What I’ve Learned from an Ongoing Bout with Stress
It’s no surprise that seasons of life usher in waves of stress in one form or another, and if we’re lucky, the intensity fizzles out before we lose our wits.
I’ve learned recently that keeping it all together has a lot to do with the type of stress we experience and our coping strategies.
Situational stress occurs when life throws a punch that brings short term challenge and change. For example, when we move to a new home or city, a relationship crumbles, or we face loss, there are times of decision making and adjustments that can bog us down until some semblance of normal returns.
Chronic stress, on the other hand, is unrelentless. It’s like a continuous assault against our nervous system that offers no rest. The worst part of ongoing stress often includes a lack of options and/or limited control over situations. Living with financial burdens, emotionally draining relationships, or unsafe living conditions are instances of stressful situations that can last indefinitely.
The last few months of my own life have morphed into an unusual combination of stressors. My typical work -life balance has always been great. I work a bit beyond regular hours sometimes but have the opportunity to explore hobbies and nurture relationships with family and friends.
Then a few months ago, came the unexpected.
Staff changes last summer left me with an enormous workload for this school year.
My supervisor and co-workers asked what they could do to help me through the year if I was indeed the only school psychologist.
That’s when it hit me. I just might be alone.
Thankfully those early plans quickly laid the groundwork for how to not only make it through the year, but to meet the needs of children and families at the level of excellence they deserve. The ideas fell into place. And I got busy. So very busy that I felt extremely needed, as if every minute gave me purpose.
On top of that, support and encouragement came my way, and I soaked it up. Despite all the training, organizing, delegating, and endless paperwork with the job, I felt like I had a whole bunch of people behind me, lifting me up. Which is exactly what happened. My church, friends, and people I barely knew prayed for me.
But like any significant challenge, it all began to wear on me.
A couple of weeks ago, the relentless headaches and physical strain, coupled with endless hours of work beyond the normal day and weekend felt like the wall runners hit toward the second half of the marathon.
After thinking it through a bit, I imagine my motivational lapse connected to situational stress that turned into chronic stress.
My situational stress had gone on long enough, and my ability to focus and stay positive momentarily slacked because the end seemed too far away. Months of work without enough mental breaks felt more chronic than a fleeting situation I could wrestle through.
In all honesty, I’m not quite to the finish line in this situation. But the need to dig in and find some guts is powerful and promises to be rewarding. There have been so many wonderful people to meet on this journey and I have grown personally in many ways. I’ve learned to depend on others and allow people to encourage me (even though I thought that was my job), and push through the tough days alongside those with plenty of work on their plate.

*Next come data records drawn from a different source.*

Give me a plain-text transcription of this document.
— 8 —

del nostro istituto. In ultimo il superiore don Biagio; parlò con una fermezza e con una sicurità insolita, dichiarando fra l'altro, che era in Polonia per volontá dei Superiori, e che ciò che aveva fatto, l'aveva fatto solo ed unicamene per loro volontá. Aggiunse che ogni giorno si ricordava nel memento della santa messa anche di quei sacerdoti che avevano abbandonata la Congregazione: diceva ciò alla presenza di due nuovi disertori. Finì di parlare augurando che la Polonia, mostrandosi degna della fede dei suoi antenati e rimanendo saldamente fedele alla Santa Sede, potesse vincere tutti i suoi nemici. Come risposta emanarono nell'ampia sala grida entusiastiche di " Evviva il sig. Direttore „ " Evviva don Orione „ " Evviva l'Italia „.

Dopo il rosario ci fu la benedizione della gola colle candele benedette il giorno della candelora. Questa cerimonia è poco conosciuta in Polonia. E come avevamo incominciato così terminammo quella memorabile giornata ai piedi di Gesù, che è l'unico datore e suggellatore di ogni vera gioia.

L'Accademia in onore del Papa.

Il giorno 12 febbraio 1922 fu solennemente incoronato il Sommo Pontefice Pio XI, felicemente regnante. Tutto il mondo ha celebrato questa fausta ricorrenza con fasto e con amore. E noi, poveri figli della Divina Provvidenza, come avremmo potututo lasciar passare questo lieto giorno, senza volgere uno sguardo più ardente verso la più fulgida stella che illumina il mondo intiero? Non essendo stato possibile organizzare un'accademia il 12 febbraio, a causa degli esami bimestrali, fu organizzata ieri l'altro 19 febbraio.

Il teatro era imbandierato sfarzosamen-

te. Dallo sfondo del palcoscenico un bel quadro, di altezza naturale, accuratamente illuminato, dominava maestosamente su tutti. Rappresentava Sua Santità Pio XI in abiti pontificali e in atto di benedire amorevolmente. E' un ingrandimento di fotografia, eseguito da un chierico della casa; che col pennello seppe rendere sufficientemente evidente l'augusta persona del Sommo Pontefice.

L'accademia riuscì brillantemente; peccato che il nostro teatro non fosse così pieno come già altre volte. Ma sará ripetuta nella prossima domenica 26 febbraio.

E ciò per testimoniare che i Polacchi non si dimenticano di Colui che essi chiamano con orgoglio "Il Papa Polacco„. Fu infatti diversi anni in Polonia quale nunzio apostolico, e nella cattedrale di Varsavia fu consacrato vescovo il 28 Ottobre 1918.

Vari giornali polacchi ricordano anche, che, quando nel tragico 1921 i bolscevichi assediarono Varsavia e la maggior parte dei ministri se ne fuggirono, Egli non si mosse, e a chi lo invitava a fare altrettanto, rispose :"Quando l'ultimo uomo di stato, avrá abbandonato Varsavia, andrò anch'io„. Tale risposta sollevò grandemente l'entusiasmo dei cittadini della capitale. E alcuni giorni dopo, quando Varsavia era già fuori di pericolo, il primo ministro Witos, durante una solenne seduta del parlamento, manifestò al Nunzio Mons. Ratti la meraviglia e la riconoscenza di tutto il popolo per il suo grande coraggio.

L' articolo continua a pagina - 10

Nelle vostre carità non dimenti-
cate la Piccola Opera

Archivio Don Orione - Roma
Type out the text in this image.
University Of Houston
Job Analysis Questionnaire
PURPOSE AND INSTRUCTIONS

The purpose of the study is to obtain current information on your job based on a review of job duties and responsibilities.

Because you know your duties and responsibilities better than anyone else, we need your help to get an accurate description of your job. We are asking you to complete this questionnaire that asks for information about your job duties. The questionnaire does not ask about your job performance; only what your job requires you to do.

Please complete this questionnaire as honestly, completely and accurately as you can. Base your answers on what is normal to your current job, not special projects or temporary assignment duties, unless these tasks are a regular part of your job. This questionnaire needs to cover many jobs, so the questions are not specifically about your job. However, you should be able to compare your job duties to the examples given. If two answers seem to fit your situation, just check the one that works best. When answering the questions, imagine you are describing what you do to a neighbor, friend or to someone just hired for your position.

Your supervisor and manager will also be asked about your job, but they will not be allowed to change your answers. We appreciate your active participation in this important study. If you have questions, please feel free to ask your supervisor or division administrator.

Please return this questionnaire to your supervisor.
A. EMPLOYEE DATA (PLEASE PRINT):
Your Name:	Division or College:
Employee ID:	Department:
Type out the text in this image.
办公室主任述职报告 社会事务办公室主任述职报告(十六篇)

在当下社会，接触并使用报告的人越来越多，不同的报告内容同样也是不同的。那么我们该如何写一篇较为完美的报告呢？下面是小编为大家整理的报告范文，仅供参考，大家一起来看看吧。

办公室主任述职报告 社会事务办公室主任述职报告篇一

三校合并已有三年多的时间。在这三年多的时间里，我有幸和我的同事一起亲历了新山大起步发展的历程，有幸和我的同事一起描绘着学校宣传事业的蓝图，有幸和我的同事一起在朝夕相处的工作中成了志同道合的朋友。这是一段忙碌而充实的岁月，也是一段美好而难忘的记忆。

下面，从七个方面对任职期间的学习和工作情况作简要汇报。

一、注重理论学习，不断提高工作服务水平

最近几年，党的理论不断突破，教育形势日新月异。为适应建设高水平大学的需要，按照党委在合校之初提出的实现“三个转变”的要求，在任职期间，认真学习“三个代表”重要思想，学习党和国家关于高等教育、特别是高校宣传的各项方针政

I’ve learned that I’m stronger than I thought I was and so many other educators and leaders are working harder than ever these days, hoping their efforts matter. I believe they do matter. I encourage you to apply your best efforts and support others and yourself today.
Some of the strategies that have worked for me to stay the course include:
Reminding myself that I have agency (control) over my decisions – I chose to work here, and I want to keep going.
Breaking my concentration from work when I’m traveling, eating, or waiting.
Releasing some responsibility to others who can and want to help.
Striking up conversations with others and cheering up as many people as possible during the day (lifts my spirits more than theirs).
Keeping my “why” in focus.
Practicing restorative breathing.
Remembering that most things are “not my problem”.
Celebrating each milestone and success.